The pressure of being a sportsperson while still in school is often ignored with sports continuously being dismissed as a pastime by many. Indian athletes have borne the brunt of balancing their studies with their sports careers and many have often fallen by the wayside.
Hailing from a prime hub of table tennis, West Bengal's Sandika Bhattacharjee is one such budding sportswoman who has managed to balance her interests in table tennis with her academics.
She is a national level paddler and recently won two gold medals and a bronze at the South Asian Jr. & Cadet Championships 2022. Competing in just her third international event, she spoke to The Bridge about what it is like for a young table tennis player to train, compete and rise up the ranks while juggling academic desires.
Sandika's interest in table tennis began by chance when she was on a family vacation in Puri, Odisha and saw her best friend play the sport. Her father Saikat Bhattacharjee is a national footballer and always wanted her to pick up some form of physical activity when she was young. It was this tryst of destiny coupled with a few instances of her own fate which led to an enduring partnership with table tennis for Sandika.
"One day he told me to start playing table tennis and I actually felt good. My coaching began thereafter with the help of supportive coaches and family," the ninth-standard student of St. Stephen's School, Kolkata mentioned.
Coming from a family of sportspersons, Sandika has realised the benefits that playing a sport can bring to a person early on. Her dream is to represent India at the World Championships and win at least a couple of medals for the country.

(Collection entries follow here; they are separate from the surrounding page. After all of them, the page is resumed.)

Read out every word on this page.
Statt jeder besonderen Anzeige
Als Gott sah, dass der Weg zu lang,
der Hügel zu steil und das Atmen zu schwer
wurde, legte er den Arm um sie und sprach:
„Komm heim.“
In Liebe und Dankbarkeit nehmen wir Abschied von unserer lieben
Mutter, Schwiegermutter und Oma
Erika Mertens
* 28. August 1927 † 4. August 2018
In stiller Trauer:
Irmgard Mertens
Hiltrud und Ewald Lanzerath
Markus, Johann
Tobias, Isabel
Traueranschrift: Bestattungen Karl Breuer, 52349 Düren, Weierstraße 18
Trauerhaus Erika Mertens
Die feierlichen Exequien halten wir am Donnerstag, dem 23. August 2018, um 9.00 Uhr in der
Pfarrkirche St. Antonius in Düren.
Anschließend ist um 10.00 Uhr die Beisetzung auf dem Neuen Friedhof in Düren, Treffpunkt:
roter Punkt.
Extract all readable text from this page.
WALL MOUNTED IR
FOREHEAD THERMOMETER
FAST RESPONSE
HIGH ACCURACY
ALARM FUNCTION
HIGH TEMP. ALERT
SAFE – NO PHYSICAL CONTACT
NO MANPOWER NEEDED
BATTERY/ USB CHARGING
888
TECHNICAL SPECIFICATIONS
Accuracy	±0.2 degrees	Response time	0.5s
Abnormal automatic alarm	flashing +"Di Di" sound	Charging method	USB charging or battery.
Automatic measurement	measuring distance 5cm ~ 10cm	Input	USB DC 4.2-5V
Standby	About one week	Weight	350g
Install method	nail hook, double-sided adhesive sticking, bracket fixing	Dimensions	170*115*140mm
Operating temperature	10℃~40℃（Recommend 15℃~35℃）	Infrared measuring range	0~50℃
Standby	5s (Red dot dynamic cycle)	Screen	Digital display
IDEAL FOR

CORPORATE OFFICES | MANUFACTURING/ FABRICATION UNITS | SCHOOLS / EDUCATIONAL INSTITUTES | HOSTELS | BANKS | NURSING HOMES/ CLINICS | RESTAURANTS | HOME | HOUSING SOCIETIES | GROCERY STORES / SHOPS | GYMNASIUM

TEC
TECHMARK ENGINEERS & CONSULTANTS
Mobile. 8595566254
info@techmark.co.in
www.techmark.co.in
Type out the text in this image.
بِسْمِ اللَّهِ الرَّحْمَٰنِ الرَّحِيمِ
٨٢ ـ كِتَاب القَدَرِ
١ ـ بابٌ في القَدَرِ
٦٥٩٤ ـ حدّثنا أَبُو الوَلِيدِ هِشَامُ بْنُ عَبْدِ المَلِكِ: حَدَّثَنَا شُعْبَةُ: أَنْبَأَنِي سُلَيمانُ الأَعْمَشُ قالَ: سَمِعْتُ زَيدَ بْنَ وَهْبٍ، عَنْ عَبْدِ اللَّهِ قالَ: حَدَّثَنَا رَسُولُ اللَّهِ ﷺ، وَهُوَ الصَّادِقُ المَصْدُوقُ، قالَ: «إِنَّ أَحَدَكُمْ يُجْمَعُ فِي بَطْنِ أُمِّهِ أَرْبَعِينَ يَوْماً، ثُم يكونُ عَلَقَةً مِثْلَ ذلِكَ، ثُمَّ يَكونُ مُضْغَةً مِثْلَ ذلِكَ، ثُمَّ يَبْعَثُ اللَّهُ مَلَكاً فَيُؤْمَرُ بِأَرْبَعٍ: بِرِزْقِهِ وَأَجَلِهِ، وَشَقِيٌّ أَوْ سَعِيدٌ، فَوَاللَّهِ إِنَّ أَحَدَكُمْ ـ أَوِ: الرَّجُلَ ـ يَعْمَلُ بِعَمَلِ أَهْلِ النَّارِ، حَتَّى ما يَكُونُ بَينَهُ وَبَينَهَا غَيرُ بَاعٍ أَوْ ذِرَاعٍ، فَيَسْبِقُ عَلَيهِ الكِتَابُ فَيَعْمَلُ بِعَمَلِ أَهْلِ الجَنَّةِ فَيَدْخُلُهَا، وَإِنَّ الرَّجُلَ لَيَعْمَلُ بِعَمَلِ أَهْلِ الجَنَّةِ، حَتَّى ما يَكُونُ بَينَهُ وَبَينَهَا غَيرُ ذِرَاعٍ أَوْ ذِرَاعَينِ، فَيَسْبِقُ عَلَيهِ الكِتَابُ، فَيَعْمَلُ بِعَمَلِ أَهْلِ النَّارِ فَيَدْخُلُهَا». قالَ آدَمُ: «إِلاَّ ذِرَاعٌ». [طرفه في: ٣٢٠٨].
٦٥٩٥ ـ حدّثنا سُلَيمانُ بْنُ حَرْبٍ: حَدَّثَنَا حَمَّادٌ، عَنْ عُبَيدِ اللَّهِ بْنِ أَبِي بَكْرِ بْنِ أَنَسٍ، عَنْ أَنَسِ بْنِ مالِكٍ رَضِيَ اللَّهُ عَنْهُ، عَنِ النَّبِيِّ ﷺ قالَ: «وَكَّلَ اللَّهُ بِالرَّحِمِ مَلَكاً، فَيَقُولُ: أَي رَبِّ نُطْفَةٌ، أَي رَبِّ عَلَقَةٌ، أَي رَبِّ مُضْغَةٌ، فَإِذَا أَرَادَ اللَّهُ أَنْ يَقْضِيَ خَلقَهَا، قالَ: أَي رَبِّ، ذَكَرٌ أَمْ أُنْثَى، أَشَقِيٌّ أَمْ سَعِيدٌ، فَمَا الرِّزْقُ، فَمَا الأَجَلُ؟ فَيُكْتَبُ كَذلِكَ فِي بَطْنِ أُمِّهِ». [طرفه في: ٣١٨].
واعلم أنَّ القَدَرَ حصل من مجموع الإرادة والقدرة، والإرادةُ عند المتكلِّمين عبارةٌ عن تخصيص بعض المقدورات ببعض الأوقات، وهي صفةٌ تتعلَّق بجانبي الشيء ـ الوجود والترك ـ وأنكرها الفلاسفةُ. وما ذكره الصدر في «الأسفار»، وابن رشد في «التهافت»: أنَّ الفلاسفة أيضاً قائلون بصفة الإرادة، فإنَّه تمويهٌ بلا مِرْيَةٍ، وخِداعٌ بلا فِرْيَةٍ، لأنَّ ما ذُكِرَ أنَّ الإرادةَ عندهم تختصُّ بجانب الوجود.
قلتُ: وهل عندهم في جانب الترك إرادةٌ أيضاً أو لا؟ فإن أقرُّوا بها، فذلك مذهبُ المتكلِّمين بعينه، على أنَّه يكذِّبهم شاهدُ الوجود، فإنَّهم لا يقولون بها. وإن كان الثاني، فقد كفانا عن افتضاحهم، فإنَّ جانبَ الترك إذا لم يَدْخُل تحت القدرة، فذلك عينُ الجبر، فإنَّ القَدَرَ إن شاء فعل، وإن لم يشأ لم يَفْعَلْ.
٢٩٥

Victory for her is as important as participating in any tournament and this is one aspect that drives her to succeed.
"I love winning accolades and the thrill of victory has kept me going ever since I picked up the table tennis racquet," she mentioned, revealing how she would also be a regular topper in her academics and loves her fair share of English literature.
She began playing table tennis at the age of 11 and has since kept up with the sport due to her passion and willingness to succeed at the highest level.
The influence of Manika Batra & Co.
Sandika credits the rise in the pan-Indian interest witnessed in table tennis to the senior team's performance in recent years.
"I like Wong Chun-Ting from China and model a lot of my playing style on him. Sathiyan Gnanasekaran is another player who I look up to especially based on the contributions he has made to the Indian team."
She also mentions the importance of having players like Manika Batra, Sharath Kamal, Sutirtha Mukherjee, Ayhika Mukherjee and others as guides and mentors along with role models for their achievements.
Currently training under Souvik Roy, she recognises the intense worldwide competition in table tennis. "Indians need to improve their fitness and work on it for the long run. Without it, there is no chance of reaching the level of China and Japan."
Sandika also understands the importance of all-round development of the body and does not discount the need to focus on all aspects of athlete development.
Having just come off a stellar victory at the South Asian Jr. & Cadet Championships 2022, Sandika aims to build on the momentum to reap the benefits of her hard work in the long run. With the National Championships coming up soon, her focus will be to win the gold medal in her age category.
Her plans are both for the short and long term with the priority being her consistency, focus and hard work. With these three guiding factors, Sandika hopes to be the best version of a professional table tennis player in the coming years.